События дня развивались значительно медленнее, чем можно было бы ожидать. Когда казалось, уже все ясно и остался лишь последний ход, возник ряд обстоятельств, потребовавших терпеливого выжидания и исключавших всякую активность. Штрекар, как профессионал, в этом усматривал необходимость, а для Гашпараца промедление казалось настолько невыносимым, что он чувствовал себя вконец разбитым и теперь, сидя во мраке фотолаборатории, среди фотокамер, вдыхая испарения проявителя и фиксажа, ощущал, что руки–ноги ему уже не подчиняются, что он истерзан и у него не станет сил что–либо предпринять именно в тот момент, когда это будет необходимо…

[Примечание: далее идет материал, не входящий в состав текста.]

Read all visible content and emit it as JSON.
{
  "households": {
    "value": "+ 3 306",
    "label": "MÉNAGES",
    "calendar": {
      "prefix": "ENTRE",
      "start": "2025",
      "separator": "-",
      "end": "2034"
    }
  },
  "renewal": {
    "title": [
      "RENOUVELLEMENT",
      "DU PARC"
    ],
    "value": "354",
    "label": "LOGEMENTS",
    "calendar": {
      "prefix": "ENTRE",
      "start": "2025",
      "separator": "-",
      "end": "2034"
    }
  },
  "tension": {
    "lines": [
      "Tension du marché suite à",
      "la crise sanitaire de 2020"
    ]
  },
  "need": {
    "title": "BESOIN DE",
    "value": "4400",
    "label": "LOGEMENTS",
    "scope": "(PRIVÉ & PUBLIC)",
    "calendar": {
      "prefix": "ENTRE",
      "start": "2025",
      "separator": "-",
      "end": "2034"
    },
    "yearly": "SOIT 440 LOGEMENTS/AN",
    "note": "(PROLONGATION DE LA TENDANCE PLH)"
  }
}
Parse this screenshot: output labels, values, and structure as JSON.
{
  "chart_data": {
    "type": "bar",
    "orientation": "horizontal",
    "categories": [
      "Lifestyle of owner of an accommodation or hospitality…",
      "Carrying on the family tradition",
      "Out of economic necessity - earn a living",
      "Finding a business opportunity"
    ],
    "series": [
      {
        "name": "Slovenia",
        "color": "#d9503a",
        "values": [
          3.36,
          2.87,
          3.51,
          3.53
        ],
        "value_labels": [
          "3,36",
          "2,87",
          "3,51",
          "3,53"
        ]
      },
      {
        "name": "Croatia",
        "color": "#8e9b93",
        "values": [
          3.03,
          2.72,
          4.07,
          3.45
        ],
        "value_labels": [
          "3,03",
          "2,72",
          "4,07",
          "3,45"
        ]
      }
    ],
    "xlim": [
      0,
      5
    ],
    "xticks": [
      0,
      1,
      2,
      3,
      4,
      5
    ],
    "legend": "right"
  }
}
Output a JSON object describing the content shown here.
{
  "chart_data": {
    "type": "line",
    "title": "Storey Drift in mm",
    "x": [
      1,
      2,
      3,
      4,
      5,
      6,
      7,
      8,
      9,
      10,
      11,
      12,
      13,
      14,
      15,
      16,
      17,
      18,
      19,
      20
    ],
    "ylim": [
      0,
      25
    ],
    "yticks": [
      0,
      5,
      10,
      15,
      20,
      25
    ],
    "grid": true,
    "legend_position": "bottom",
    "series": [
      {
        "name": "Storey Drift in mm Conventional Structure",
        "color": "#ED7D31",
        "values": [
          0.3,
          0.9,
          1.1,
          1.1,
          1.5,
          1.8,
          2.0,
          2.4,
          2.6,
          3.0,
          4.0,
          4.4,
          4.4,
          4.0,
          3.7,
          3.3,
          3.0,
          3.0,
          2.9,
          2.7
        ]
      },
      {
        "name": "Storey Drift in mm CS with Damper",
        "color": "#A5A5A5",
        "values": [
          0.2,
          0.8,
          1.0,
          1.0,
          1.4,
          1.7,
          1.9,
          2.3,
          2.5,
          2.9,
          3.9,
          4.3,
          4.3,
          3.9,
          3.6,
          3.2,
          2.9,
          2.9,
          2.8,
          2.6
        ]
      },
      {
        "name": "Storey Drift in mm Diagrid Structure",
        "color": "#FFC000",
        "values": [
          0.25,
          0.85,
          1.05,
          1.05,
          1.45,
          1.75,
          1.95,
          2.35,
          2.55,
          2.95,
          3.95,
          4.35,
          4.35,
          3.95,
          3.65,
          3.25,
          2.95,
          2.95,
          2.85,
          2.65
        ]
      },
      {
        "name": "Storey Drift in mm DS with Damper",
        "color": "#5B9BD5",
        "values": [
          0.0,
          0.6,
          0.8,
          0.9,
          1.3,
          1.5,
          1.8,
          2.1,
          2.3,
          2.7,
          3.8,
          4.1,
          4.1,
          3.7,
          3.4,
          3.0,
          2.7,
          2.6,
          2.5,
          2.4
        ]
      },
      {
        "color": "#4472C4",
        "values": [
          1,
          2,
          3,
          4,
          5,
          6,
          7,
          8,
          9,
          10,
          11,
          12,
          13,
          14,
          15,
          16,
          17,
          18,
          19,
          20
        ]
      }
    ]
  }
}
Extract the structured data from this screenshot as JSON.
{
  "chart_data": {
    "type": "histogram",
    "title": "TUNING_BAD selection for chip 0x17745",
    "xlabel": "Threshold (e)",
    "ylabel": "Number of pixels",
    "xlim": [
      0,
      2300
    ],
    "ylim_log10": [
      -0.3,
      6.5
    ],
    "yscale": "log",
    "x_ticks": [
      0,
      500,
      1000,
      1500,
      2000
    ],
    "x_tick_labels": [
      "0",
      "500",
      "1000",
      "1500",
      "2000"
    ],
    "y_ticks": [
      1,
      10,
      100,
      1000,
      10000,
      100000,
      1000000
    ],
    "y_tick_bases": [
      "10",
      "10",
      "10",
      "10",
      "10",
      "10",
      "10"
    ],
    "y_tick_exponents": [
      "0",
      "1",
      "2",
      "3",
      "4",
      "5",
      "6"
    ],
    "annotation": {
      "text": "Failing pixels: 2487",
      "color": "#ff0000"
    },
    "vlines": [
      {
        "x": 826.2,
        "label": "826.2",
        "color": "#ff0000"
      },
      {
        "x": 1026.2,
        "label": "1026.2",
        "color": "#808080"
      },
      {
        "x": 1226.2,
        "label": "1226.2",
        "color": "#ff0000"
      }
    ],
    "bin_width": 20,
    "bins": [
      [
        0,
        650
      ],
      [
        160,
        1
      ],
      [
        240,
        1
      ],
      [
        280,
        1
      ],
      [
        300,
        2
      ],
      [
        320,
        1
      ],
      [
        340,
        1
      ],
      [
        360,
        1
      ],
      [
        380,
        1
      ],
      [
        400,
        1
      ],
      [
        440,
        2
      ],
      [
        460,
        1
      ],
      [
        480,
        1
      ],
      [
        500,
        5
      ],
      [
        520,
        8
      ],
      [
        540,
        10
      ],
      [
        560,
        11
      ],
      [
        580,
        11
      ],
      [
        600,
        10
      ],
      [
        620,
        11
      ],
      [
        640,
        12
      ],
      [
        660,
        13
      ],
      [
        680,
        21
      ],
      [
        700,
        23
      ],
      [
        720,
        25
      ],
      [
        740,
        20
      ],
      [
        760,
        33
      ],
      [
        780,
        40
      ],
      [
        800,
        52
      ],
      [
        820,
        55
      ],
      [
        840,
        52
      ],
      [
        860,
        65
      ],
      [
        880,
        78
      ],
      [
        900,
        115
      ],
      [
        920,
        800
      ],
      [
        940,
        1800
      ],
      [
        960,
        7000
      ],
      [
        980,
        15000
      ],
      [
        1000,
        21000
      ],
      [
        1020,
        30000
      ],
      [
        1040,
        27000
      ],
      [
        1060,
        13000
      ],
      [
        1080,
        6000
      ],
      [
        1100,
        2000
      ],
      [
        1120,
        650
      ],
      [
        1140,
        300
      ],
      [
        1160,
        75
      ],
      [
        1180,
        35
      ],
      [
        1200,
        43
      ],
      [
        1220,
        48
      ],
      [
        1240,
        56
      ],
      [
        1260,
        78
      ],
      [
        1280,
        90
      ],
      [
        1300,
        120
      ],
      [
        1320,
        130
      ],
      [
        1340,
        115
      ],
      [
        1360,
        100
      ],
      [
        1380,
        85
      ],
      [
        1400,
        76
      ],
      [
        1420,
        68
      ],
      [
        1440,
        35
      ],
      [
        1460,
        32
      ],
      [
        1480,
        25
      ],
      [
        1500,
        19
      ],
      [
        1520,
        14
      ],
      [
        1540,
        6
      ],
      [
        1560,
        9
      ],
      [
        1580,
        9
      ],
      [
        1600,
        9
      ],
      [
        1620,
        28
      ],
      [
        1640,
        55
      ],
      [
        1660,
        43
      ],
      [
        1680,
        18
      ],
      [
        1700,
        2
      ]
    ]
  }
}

Утром, расставшись со Штрекаром, он пошел в контору и погрузился в обычные заботы. Однако мысли постоянно возвращались к тому, что случилось накануне и что должно было произойти в ближайшие сутки, и поэтому не работалось. Когда Штрекар, прощаясь, предложил подвезти его, адвокат отказался, захотел пройтись пешком: он чувствовал, что окончательно пробудился и свежий воздух придется как нельзя более кстати. Штрекар сидел в машине, но медлил с отъездом. Дойдя до угла, Гашпарац через плечо оглянулся и увидел, что тот снова направился в фотоателье. Сейчас, в конторе, он без конца задавал себе вопрос, какие тайны скрывает от него инспектор.
— Так или иначе, — сказал ему Штрекар при расставании, — дело близится к концу. Я думаю, ты прав: события развивались независимо от нас, а сейчас вступили в ту стадию, когда мы можем что–то предвидеть.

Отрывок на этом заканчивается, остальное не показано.